O ministro do Supremo Tribunal Federal, Gilmar Mendes, criticou nessa segunda-feira (9) a divulgação de conversas privadas que não possuem relação com investigações criminais. Para o magistrado, esse tipo de exposição representa uma “gravíssima violação ao direito à intimidade” e configura uma “barbárie institucional”, ultrapassando os limites previstos na lei e na Constituição.
A manifestação foi feita por meio das redes sociais do ministro e acompanhou uma reportagem que citava a intenção da empresária Martha Graeff, ex-namorada do banqueiro Daniel Vorcaro, de recorrer à Justiça contra a divulgação de mensagens privadas trocadas com o ex-companheiro.
Na publicação, Gilmar Mendes destacou que a situação se torna ainda mais preocupante por ocorrer na semana do Dia Internacional da Mulher. Segundo ele, a exposição de diálogos íntimos reforça um histórico de ataques à privacidade feminina.
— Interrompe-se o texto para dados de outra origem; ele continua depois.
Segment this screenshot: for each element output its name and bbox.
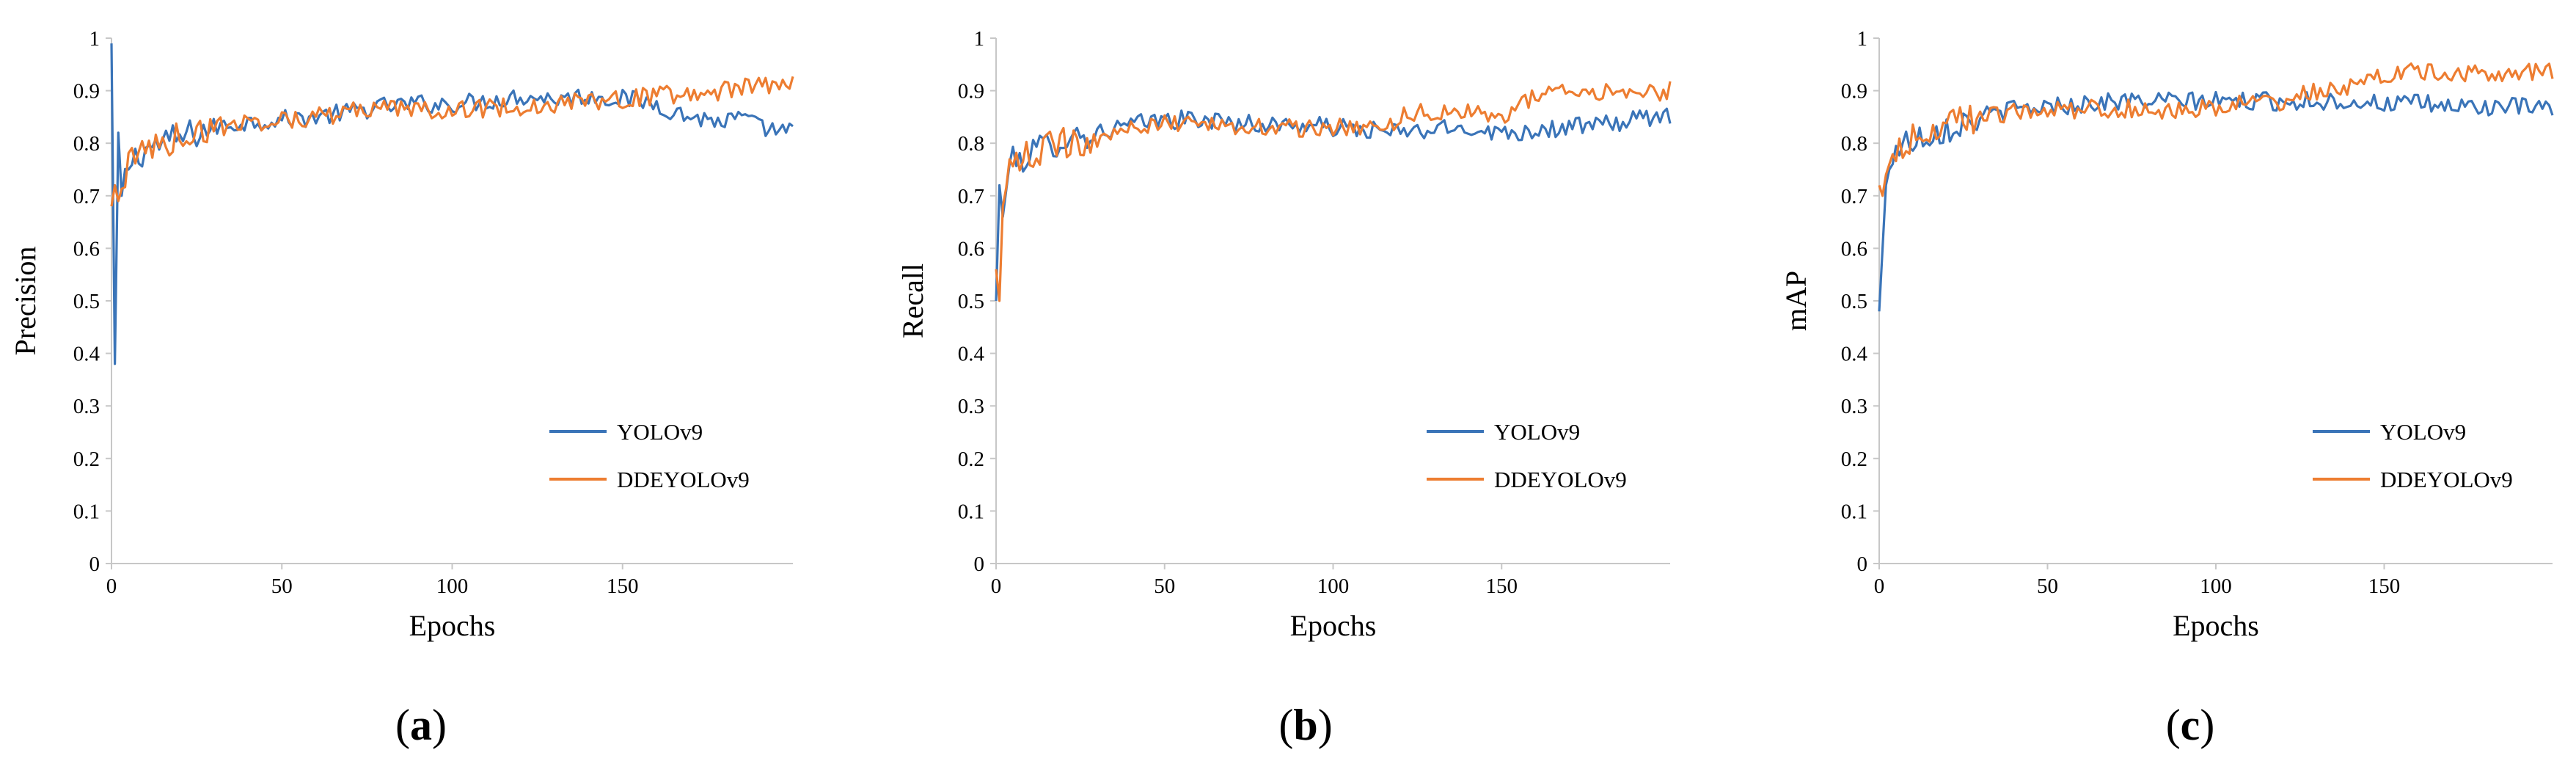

De acordo com o ministro, a divulgação desse tipo de conteúdo revela a necessidade de discutir como a intimidade das mulheres tem sido, ao longo do tempo, alvo frequente de tentativas de desmoralização e controle social.
Ainda segundo Gilmar Mendes, ao permitir que conversas privadas fossem tornadas públicas, o Estado e seus agentes teriam falhado no chamado “dever de guarda” das informações. Ele ressaltou que a legislação determina que trechos de perícias que não tenham relevância para investigações devem ser descartados.
O magistrado também afirmou que o episódio reforça a urgência da aprovação de uma Lei Geral de Proteção de Dados voltada especificamente para a área penal. Na avaliação dele, essa legislação seria necessária para evitar que dados coletados em investigações criminais sejam utilizados de maneira abusiva.
Em sua crítica, o ministro declarou que transformar uma apuração técnica em espetáculo público gera um cenário de “linchamento moral”. Para ele, esse tipo de prática representa uma afronta direta à dignidade humana e aos direitos fundamentais.
A empresária Martha Graeff afirmou, conforme divulgado pela CNN Brasil, que pretende adotar medidas judiciais contra o vazamento das mensagens. Ela declarou estar “consternada” com o que classificou como uma grave violência decorrente da exposição ilegal de diálogos íntimos.
As mensagens foram obtidas a partir de celulares apreendidos de Daniel Vorcaro durante investigações. O conteúdo acabou incluído no conjunto de provas encaminhadas à CPMI do INSS e também ao Supremo Tribunal Federal.